You're the prize. Act accordingly.
Is The AI Hype Cycle Actually Crashing?
Here's where the opinion piece begins, so buckle up.
Gartner's 2025 Hype Cycle places Generative AI squarely in the "Trough of Disillusionment." This sounds dramatic, but it's actually healthy. Every transformative technology goes through this phase—the period when inflated promises meet implementation reality.
The numbers back this up. According to an MIT study from July 2025, 95% of businesses that tried implementing AI found zero measurable value from it. McKinsey's 2024 AI survey found that while 65% of enterprises piloted GenAI, fewer than 12% scaled it to production.
But—and this is crucial—this doesn't mean AI is dying. It means AI is maturing.
Think of it this way: The dot-com crash of 2000 didn't kill the internet. It killed the companies that thought "adding .com to our name" was a business strategy. The survivors—Amazon, Google, eventually Meta—built actual businesses on actual technology.
We're watching the same thing happen with AI. The companies that treat GenAI as magic pixie dust will fail. The ones integrating it into actual workflows, with measurable outcomes and realistic expectations, will thrive.

What This Means for You (The Indian User)
Let's get practical.
If you're paying for ChatGPT Plus at ₹1,650/month: Question that decision. Gemini's AI Plus at ₹399/month offers comparable features with better Google Workspace integration. The gap in quality has narrowed significantly. Unless you need specific ChatGPT-only features (like certain plugins or GPT-5's latest capabilities), the premium pricing is harder to justify.
If you're not paying for anything: This is actually the best position. The free tiers of both ChatGPT and Gemini are surprisingly capable. The freebies war means you get features today that cost ₹1,500+/month a year ago.
If you're a student or developer: India is testing AI-powered commerce through ChatGPT with UPI integration. NPCI partnered with OpenAI and Razorpay to enable shopping directly within chatbots. Gemini and Claude integrations are coming. This isn't just about asking questions anymore—AI chatbots are becoming transaction interfaces.
If you run a business: Stop waiting for the "winning" AI platform. There won't be one. The future is multi-platform, and the smart play is ensuring your brand appears in AI responses across ChatGPT, Gemini, Perplexity, and Claude.

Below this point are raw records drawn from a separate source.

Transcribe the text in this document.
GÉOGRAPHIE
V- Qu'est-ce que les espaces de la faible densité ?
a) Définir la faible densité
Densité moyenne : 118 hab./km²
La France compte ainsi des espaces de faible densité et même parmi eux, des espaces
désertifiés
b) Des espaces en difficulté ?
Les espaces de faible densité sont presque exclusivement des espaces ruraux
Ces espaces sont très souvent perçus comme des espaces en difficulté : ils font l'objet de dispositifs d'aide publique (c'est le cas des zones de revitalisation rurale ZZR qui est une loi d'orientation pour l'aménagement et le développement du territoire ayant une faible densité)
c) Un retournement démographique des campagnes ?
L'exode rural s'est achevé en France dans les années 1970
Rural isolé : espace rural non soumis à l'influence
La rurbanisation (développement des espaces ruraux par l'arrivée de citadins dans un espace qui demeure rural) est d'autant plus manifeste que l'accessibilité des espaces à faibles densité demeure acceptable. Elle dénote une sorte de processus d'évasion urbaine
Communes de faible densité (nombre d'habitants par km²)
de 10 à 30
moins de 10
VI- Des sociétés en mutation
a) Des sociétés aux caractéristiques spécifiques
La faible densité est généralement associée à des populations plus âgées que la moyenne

Think of it like SEO was in 2010—you needed to rank on Google, but also Yahoo, Bing, and Ask Jeeves (okay, maybe not Ask Jeeves).
The Real Story Here
The headline says ChatGPT is dropping. The data says competition is arriving. These are different things.

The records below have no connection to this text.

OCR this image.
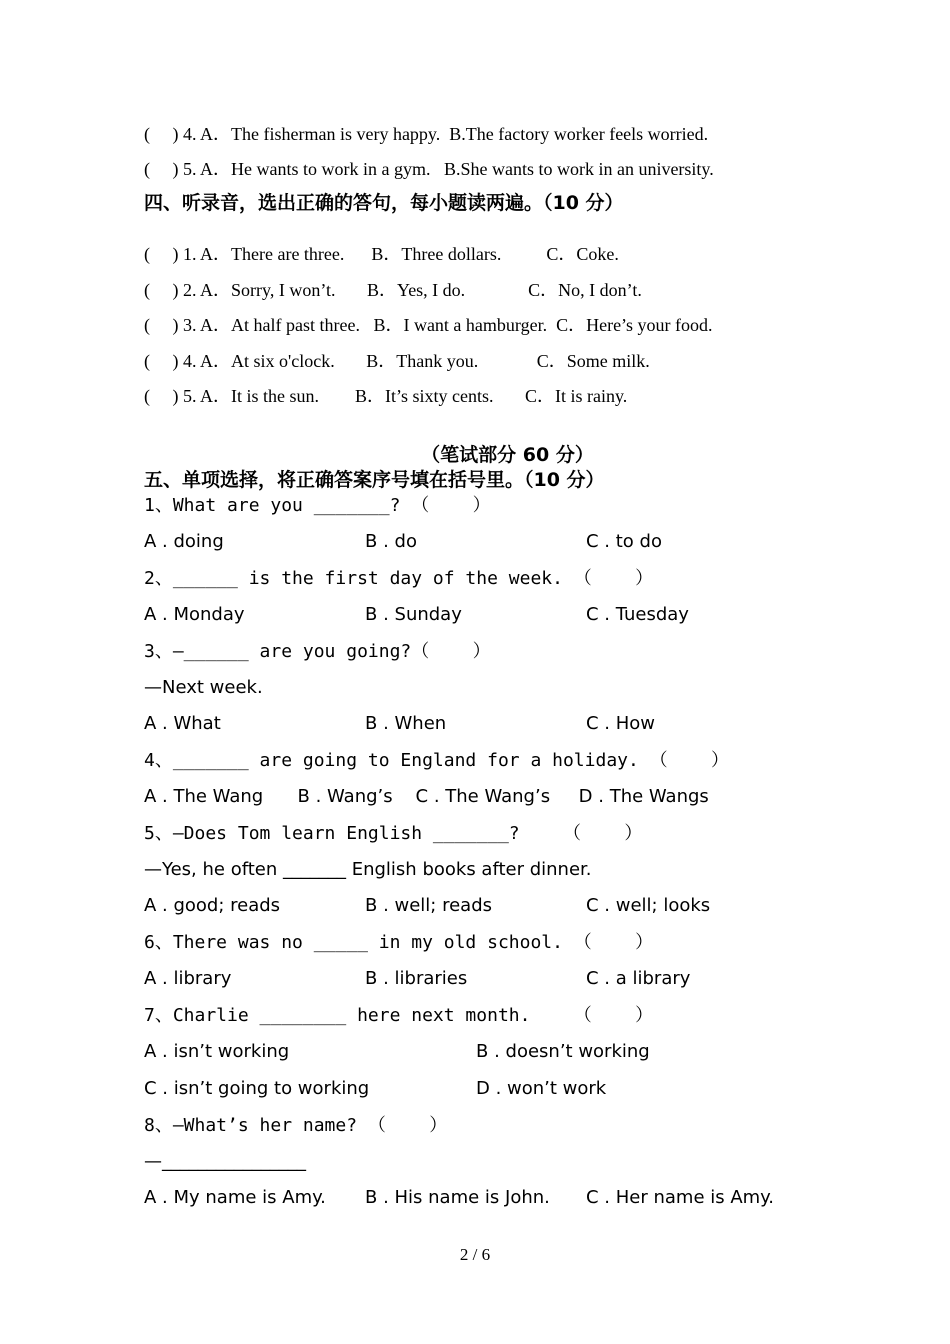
(     ) 4. A．The fisherman is very happy.  B.The factory worker feels worried.
(     ) 5. A．He wants to work in a gym.   B.She wants to work in an university.
四、听录音，选出正确的答句，每小题读两遍。（10 分）
(     ) 1. A．There are three.      B．Three dollars.          C．Coke.
(     ) 2. A．Sorry, I won’t.       B．Yes, I do.              C．No, I don’t.
(     ) 3. A．At half past three.   B．I want a hamburger.  C．Here’s your food.
(     ) 4. A．At six o'clock.       B．Thank you.             C．Some milk.
(     ) 5. A．It is the sun.        B．It’s sixty cents.       C．It is rainy.
（笔试部分 60 分）
五、单项选择，将正确答案序号填在括号里。（10 分）
1、What are you _______? （    ）
A . doing	B . do	C . to do
2、______ is the first day of the week. （    ）
A . Monday	B . Sunday	C . Tuesday
3、—______ are you going?（    ）
—Next week.
A . What	B . When	C . How
4、_______ are going to England for a holiday. （    ）
A . The Wang      B . Wang’s    C . The Wang’s     D . The Wangs
5、—Does Tom learn English _______?    （    ）
—Yes, he often _______ English books after dinner.
A . good; reads	B . well; reads	C . well; looks
6、There was no _____ in my old school. （    ）
A . library	B . libraries	C . a library
7、Charlie ________ here next month.    （    ）
A . isn’t working	B . doesn’t working
C . isn’t going to working	D . won’t work
8、—What’s her name? （    ）
—________________
A . My name is Amy. B . His name is John. C . Her name is Amy.
2 / 6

ChatGPT's daily active users in India hit 7.3 crore (73 million) as of December 2025—a 607% year-over-year increase. That's not a company in crisis. That's a company facing genuine competition for the first time.
And competition makes everything better. Prices drop. Features improve. Local language support expands. The India price war alone has made AI accessible to millions who couldn't afford ₹1,650/month subscriptions.

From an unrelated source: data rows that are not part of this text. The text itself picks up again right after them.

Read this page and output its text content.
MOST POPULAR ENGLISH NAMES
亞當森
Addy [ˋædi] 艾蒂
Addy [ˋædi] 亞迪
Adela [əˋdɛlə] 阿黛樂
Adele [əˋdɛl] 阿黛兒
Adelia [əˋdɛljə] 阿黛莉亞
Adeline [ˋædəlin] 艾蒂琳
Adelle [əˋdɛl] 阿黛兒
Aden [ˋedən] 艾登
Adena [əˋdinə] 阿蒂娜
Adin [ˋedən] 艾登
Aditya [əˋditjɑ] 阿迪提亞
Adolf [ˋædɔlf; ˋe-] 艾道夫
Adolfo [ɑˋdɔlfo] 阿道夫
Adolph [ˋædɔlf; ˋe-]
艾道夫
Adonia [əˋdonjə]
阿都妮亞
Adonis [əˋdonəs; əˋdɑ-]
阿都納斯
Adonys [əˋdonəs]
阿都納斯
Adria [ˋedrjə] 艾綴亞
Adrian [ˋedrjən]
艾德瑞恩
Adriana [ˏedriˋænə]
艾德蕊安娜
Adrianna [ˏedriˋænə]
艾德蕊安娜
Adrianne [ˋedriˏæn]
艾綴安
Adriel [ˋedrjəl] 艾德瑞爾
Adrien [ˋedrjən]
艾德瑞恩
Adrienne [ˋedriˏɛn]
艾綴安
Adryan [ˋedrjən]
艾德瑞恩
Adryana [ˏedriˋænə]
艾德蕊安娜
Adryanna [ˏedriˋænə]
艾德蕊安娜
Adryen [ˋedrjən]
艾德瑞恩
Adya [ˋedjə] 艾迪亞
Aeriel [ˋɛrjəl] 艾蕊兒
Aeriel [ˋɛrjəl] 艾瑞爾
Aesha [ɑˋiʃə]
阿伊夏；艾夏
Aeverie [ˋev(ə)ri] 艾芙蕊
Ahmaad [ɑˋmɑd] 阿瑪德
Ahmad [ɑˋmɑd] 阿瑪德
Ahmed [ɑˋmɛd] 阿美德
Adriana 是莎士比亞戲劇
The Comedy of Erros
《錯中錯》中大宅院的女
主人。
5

Is the AI hype cycle crashing? No. It's correcting. The impossible promises are being replaced by practical applications. The monopoly assumptions are being replaced by market competition. The "one AI to rule them all" narrative is being replaced by a toolkit approach.
That's not a crash. That's maturity.
The real question isn't whether you should abandon ChatGPT for Gemini or vice versa. It's whether you're prepared for a world where AI assistants are as common—and as differentiated—as smartphones. Some will prefer Android, some will prefer iOS, and most will use whatever works for the task at hand.
We'll update this story as the India-specific features roll out. For now, try both. Pay for neither (unless you genuinely need premium features). And stop treating any single AI as the answer.
The hype was always going to end. What comes next is more interesting.